By Howard Schneider
WASHINGTON (Reuters) - U.S. Federal Reserve and Trump administration officials over the last week have greased corporate and bank financial markets, freed up half a trillion dollars for central banks in other countries, and pledged to keep major industries such as the airlines afloat.
Can they rescue the neighborhood bar?
That has become a central debate as government officials build an emergency economic plan of unprecedented scale and speed.
Paid sick leave for more workers and broader access to unemployment has already been approved. Trillion-dollar plus followup proposals include cash grants for most adults.
What is not clear is how the full faith and credit of the U.S. Treasury, or the related power of the U.S. central bank's balance sheet, can be used to fix a key issue -- how to keep millions of small businesses from failing.
"Social distancing" has forced retailers, restaurants and bars to close their doors, wiping out sales.
A Senate bill proposed by the Republican leadership includes $350 billion in loans for small businesses to cover payroll, rent and some other expenses for the next four months, and includes loan forgiveness for the portion covering wages.
Grander proposals would pull in the Fed, a suggestion complicated by the central bank's need to protect itself against losses. Fed rules say it may only lend to solvent businesses against adequate collateral, something many small businesses' lack.
The scale of help needed is potentially massive. Nearly 10 million firms would be eligible under the Senate bill, which applies to companies with up to 500 workers, federal data show. They employ more than 100 million people and burn through $100 billion in weekly wages.
The Fed's involvement is inevitable if the program is to be large enough, some economists say.
"We are heading to an effective partial shutdown of the U.S. economy over the period of four to six weeks," that may require as much as $1.5 trillion to help small and medium sized businesses survive, more than four times what's in the Senate bill for small business loans, said Joe Brusuelas, chief economist at RSM.
Just as the Great Recession sparked on-the-fly innovation that kept financial and mortgage markets afloat, the damage hitting "Main Street" has led to calls for the Fed to become similarly inventive, such as by buying corporate bonds or more aggressively managing long-term interest rates that affect home mortgages and other important types of credit.
SPEED MATTERS
Speed will matter for a group of companies that often operate with slim cash buffers, but are also a key source of jobs and important to the fabric and feel of communities.
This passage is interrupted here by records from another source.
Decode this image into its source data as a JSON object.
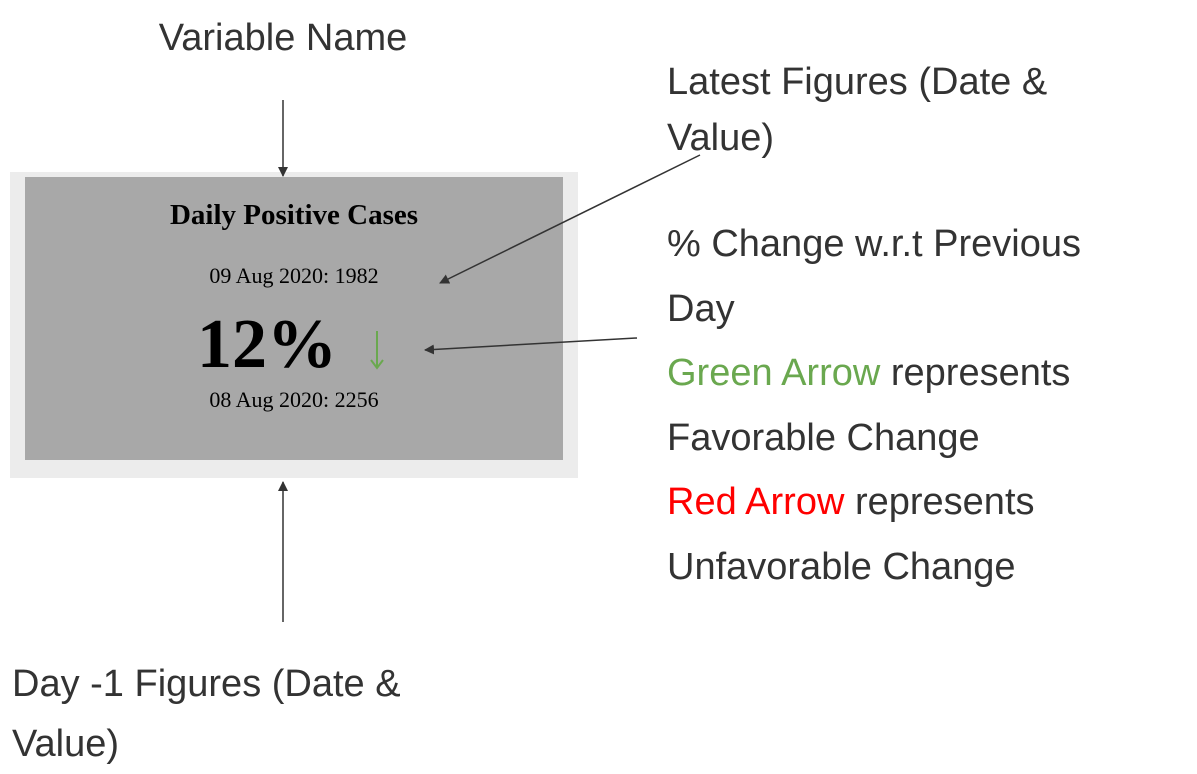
{
  "card": {
    "title": "Daily Positive Cases",
    "latest": "09 Aug 2020: 1982",
    "change": "12%",
    "previous": "08 Aug 2020: 2256"
  },
  "annotations": {
    "variable_name": "Variable Name",
    "latest_figures": [
      "Latest Figures (Date &",
      "Value)"
    ],
    "percent_change": [
      "% Change w.r.t Previous",
      "Day"
    ],
    "green": {
      "highlight": "Green Arrow",
      "rest": " represents",
      "line2": "Favorable Change"
    },
    "red": {
      "highlight": "Red Arrow",
      "rest": " represents",
      "line2": "Unfavorable Change"
    },
    "previous_figures": [
      "Day -1 Figures (Date &",
      "Value)"
    ]
  }
}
It is a diverse group, including not just tens of thousands of restaurants and bars with fewer than five people on the payroll, but iron foundries and oil and gas companies that employ several hundred.
On a conference call earlier this week arranged by the Main Street Alliance, a lobbying group representing local business, firm owners worried that programs focused on easy credit, even on liberal terms, will still leave them behind the curve.
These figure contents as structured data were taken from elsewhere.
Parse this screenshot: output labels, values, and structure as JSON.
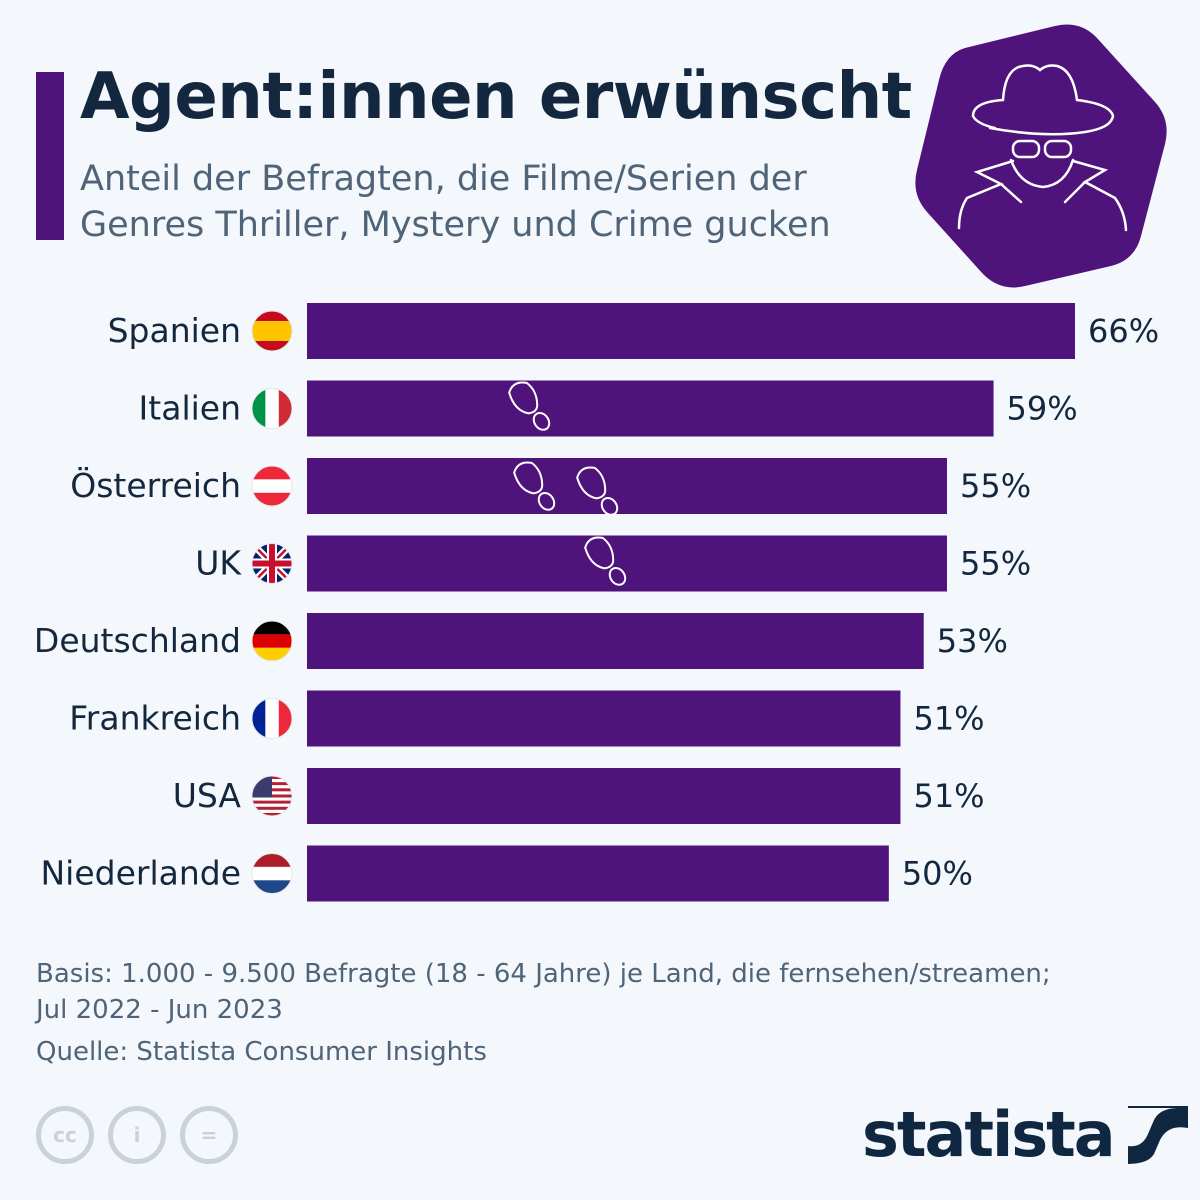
{
  "header": {
    "title": "Agent:innen erwünscht",
    "subtitle": "Anteil der Befragten, die Filme/Serien der Genres Thriller, Mystery und Crime gucken"
  },
  "icons": {
    "badge": "spy-icon",
    "decoration": "footprints-icon"
  },
  "colors": {
    "bar": "#4f137c",
    "text": "#13283f",
    "muted": "#4f6478"
  },
  "chart_data": {
    "type": "bar",
    "orientation": "horizontal",
    "categories": [
      "Spanien",
      "Italien",
      "Österreich",
      "UK",
      "Deutschland",
      "Frankreich",
      "USA",
      "Niederlande"
    ],
    "flags": [
      "es",
      "it",
      "at",
      "uk",
      "de",
      "fr",
      "us",
      "nl"
    ],
    "values": [
      66,
      59,
      55,
      55,
      53,
      51,
      51,
      50
    ],
    "value_labels": [
      "66%",
      "59%",
      "55%",
      "55%",
      "53%",
      "51%",
      "51%",
      "50%"
    ],
    "unit": "%",
    "xlim": [
      0,
      66
    ],
    "grid": false
  },
  "footer": {
    "basis": "Basis: 1.000 - 9.500 Befragte (18 - 64 Jahre) je Land, die fernsehen/streamen;",
    "period": "Jul 2022 - Jun 2023",
    "source": "Quelle: Statista Consumer Insights",
    "license": {
      "cc": "cc",
      "by": "i",
      "nd": "="
    },
    "brand": "statista"
  }
}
Small firms are "weighing the possibility of business coming back versus the ability to repay loans. If you don't think you are going to get a big bounce there is no reason to take on debt," said Liz Pearce, co-founder of Fresh Chalk, a small business-focused social networking company in Seattle.
The hesitance to borrow, or even encourage the use of gift certificates or coupons to sustain cash flow in return for future goods and services, is based on the assumption that a large chunk of this year's business is simply gone, said Ricky Klein, co-founder of Groennfell Meadery in Vermont.
"When we lose a pint sale in a bar, it is never coming back," Klein said.
The alliance has called for "immediate ... and dramatic cash assistance," to keep the smallest companies going.
Former Fed chairs Ben Bernanke and Janet Yellen in a joint essay in the Financial Times last week said the Fed may have to get more aggressive to aid households and small business, and noted a Bank of England program that makes loans to commercial banks explicitly so they can lend to companies at below market rates.
Barclays (LON:BARC) analysts said last week that the Fed's traditional focus on ensuring "liquidity" - sustaining enough confidence, cash, and reasonable pricing in financial markets that deals get done and credit keeps moving - falls short in a crisis that may require the government to put more public dollars at risk.
One idea: using banks to organize a "mass government-financed forbearance on credit cards, mortgages and small business loans" with any losses ultimately guaranteed by the Treasury.
The Fed in the 2007 to 2009 crisis did lend against ostensibly risky securities backed by assets such as car loans or mortgages on homes that had plummeted in value.
In theory the Fed could do even more along those lines. Credit card issuers accustomed to dealing with small business, for example, "could say that anybody that has issues associated with coronavirus, we will lend to you, pool it, give it to the Fed," said Vincent Reinhart, chief economist at BNY Mellon and a former top Fed staffer.
For a central bank, however, the lack of hard assets may stand in the way.
Many small businesses are a "few people working together, operating on good will," Reinhart said. "How do you put that as collateral?"